Kondisi infrastruktur saat ini, dengan pembangunan yang melambat selama pandemi, tidak lagi dapat mengakomodasi kebutuhan pertumbuhan ekonomi jangka menengah panjang. Ruang fiskal yang tercipta dari reformasi subsidi harus dialokasikan kembali untuk pembangunan infrastruktur
Untuk mencapai pertumbuhan jangka menengah dan panjang yang lebih kuat, kebijakan makroekonomi yang hati-hati saja tidaklah cukup. Hal ini harus dibarengi dengan reformasi perdagangan dan investasi yang diperlukan untuk mengembangkan industri manufaktur yang lebih kuat dan berdaya saing, yang merupakan penggerak pertumbuhan ekonomi.

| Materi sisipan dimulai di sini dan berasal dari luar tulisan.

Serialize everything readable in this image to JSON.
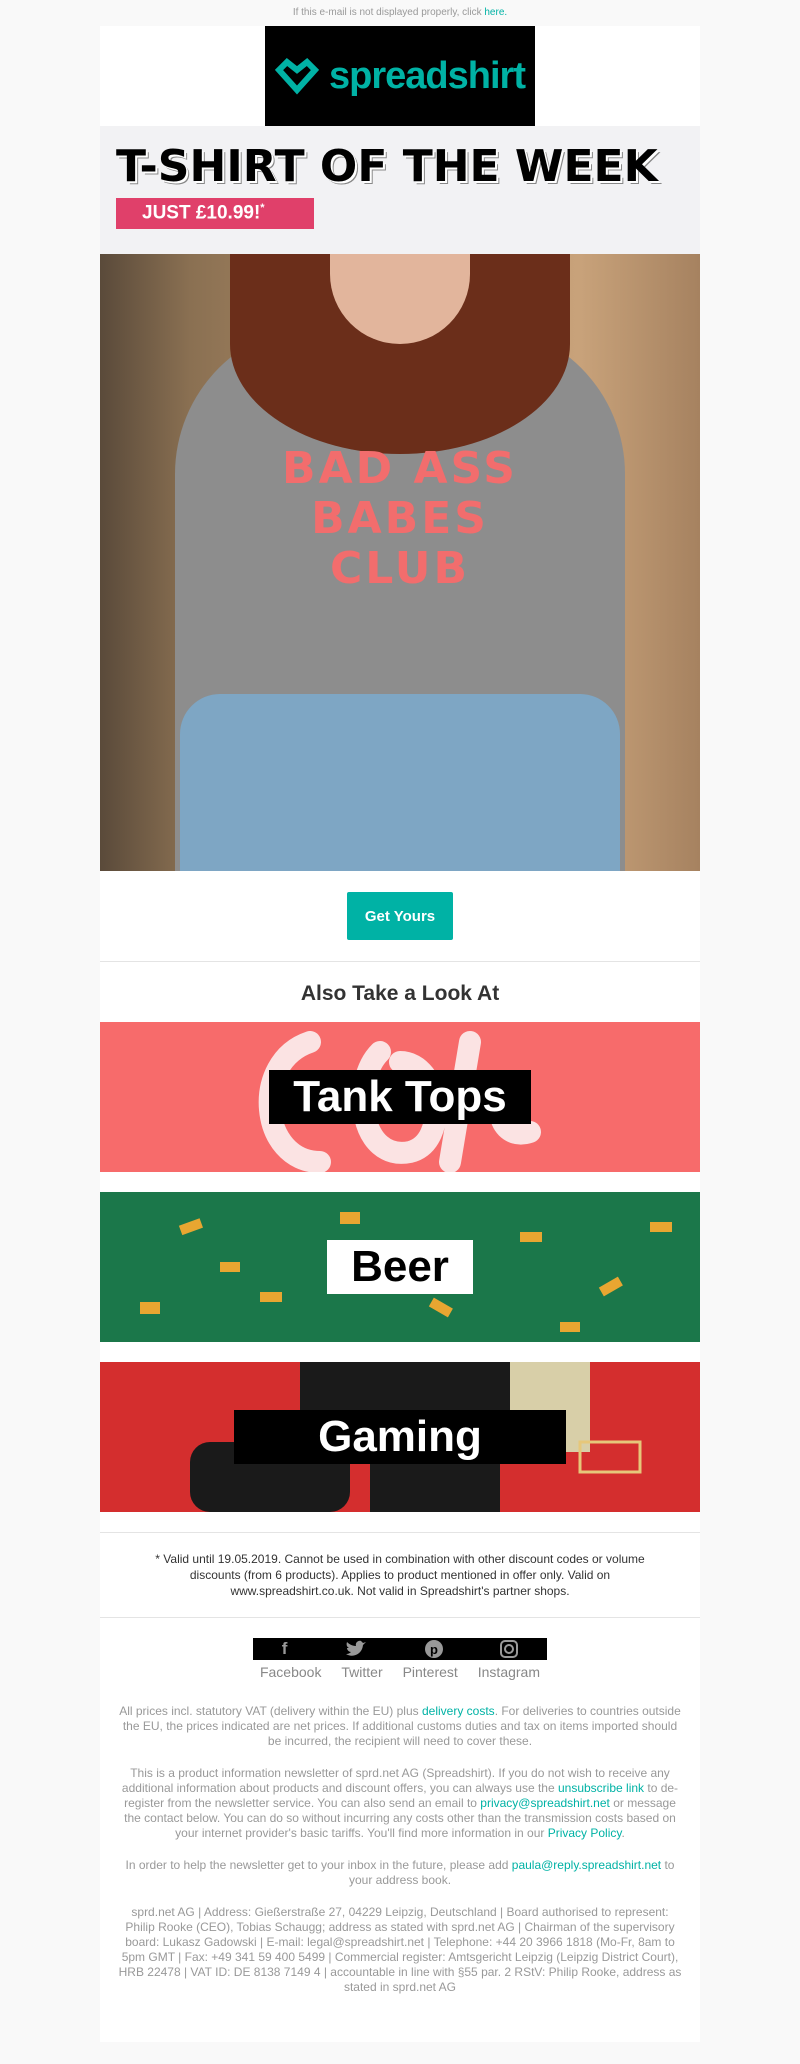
{
  "preheader": {
    "text": "If this e-mail is not displayed properly, click ",
    "link": "here."
  },
  "logo": {
    "text": "spreadshirt",
    "brand_color": "#00b2a5"
  },
  "hero": {
    "title": "T-SHIRT OF THE WEEK",
    "price": "JUST £10.99!",
    "price_mark": "*",
    "shirt_print": [
      "BAD ASS",
      "BABES",
      "CLUB"
    ],
    "button": "Get Yours"
  },
  "also": {
    "heading": "Also Take a Look At",
    "banners": [
      {
        "label": "Tank Tops",
        "bg": "#f76b6b"
      },
      {
        "label": "Beer",
        "bg": "#1b774a"
      },
      {
        "label": "Gaming",
        "bg": "#d42e2e"
      }
    ]
  },
  "disclaimer": "* Valid until 19.05.2019. Cannot be used in combination with other discount codes or volume discounts (from 6 products). Applies to product mentioned in offer only. Valid on www.spreadshirt.co.uk. Not valid in Spreadshirt's partner shops.",
  "social": [
    {
      "label": "Facebook",
      "icon": "facebook-icon"
    },
    {
      "label": "Twitter",
      "icon": "twitter-icon"
    },
    {
      "label": "Pinterest",
      "icon": "pinterest-icon"
    },
    {
      "label": "Instagram",
      "icon": "instagram-icon"
    }
  ],
  "footer": {
    "p1a": "All prices incl. statutory VAT (delivery within the EU) plus ",
    "p1link": "delivery costs",
    "p1b": ". For deliveries to countries outside the EU, the prices indicated are net prices. If additional customs duties and tax on items imported should be incurred, the recipient will need to cover these.",
    "p2a": "This is a product information newsletter of sprd.net AG (Spreadshirt). If you do not wish to receive any additional information about products and discount offers, you can always use the ",
    "p2link1": "unsubscribe link",
    "p2b": " to de-register from the newsletter service. You can also send an email to ",
    "p2link2": "privacy@spreadshirt.net",
    "p2c": " or message the contact below. You can do so without incurring any costs other than the transmission costs based on your internet provider's basic tariffs. You'll find more information in our ",
    "p2link3": "Privacy Policy",
    "p2d": ".",
    "p3a": "In order to help the newsletter get to your inbox in the future, please add ",
    "p3link": "paula@reply.spreadshirt.net",
    "p3b": " to your address book.",
    "p4": "sprd.net AG | Address: Gießerstraße 27, 04229 Leipzig, Deutschland | Board authorised to represent: Philip Rooke (CEO), Tobias Schaugg; address as stated with sprd.net AG | Chairman of the supervisory board: Lukasz Gadowski | E-mail: legal@spreadshirt.net | Telephone: +44 20 3966 1818 (Mo-Fr, 8am to 5pm GMT | Fax: +49 341 59 400 5499 | Commercial register: Amtsgericht Leipzig (Leipzig District Court), HRB 22478 | VAT ID: DE 8138 7149 4 | accountable in line with §55 par. 2 RStV: Philip Rooke, address as stated in sprd.net AG"
  }
}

Pertumbuhan industri manufaktur Indonesia dalam satu dekade terakhir masih lesu, hanya separuh dari pertumbuhan beberapa dekade sebelumnya. Menurut Bank Dunia, pangsa ekspor manufaktur Indonesia terhadap ekspor dunia mengalami stagnasi. Sementara industri manufaktur di Malaysia, Thailand dan Vietnam telah mencapai tingkat teknologi dan kecanggihan yang lebih tinggi, manufaktur di Indonesia masih berbasis teknologi dan perakitan sederhana.
Perkembangan industri manufaktur, termasuk industri yang berorientasi ekspor, memerlukan input yang berkualitas baik, termasuk input yang berasal dari impor. Namun berbagai kebijakan pemerintah, termasuk Non-Tariff Measures (NTMs) dan pembatasan jasa membatasi modernisasi industri manufaktur kita. Untuk mengatasi masalah ini diperlukan reformasi ekonomi, tetapi reformasi yang berhasil membutuhkan komitmen politik dan konsensus politik, yang dalam sistem politik yang demokratis tidak mudah dicapai.
Oleh karena itu, perkembangan perekonomian pada tahun 2023 dan seterusnya bergantung pada kemampuan pemerintah dalam memobilisasi dukungan politik terhadap program reformasi ekonominya.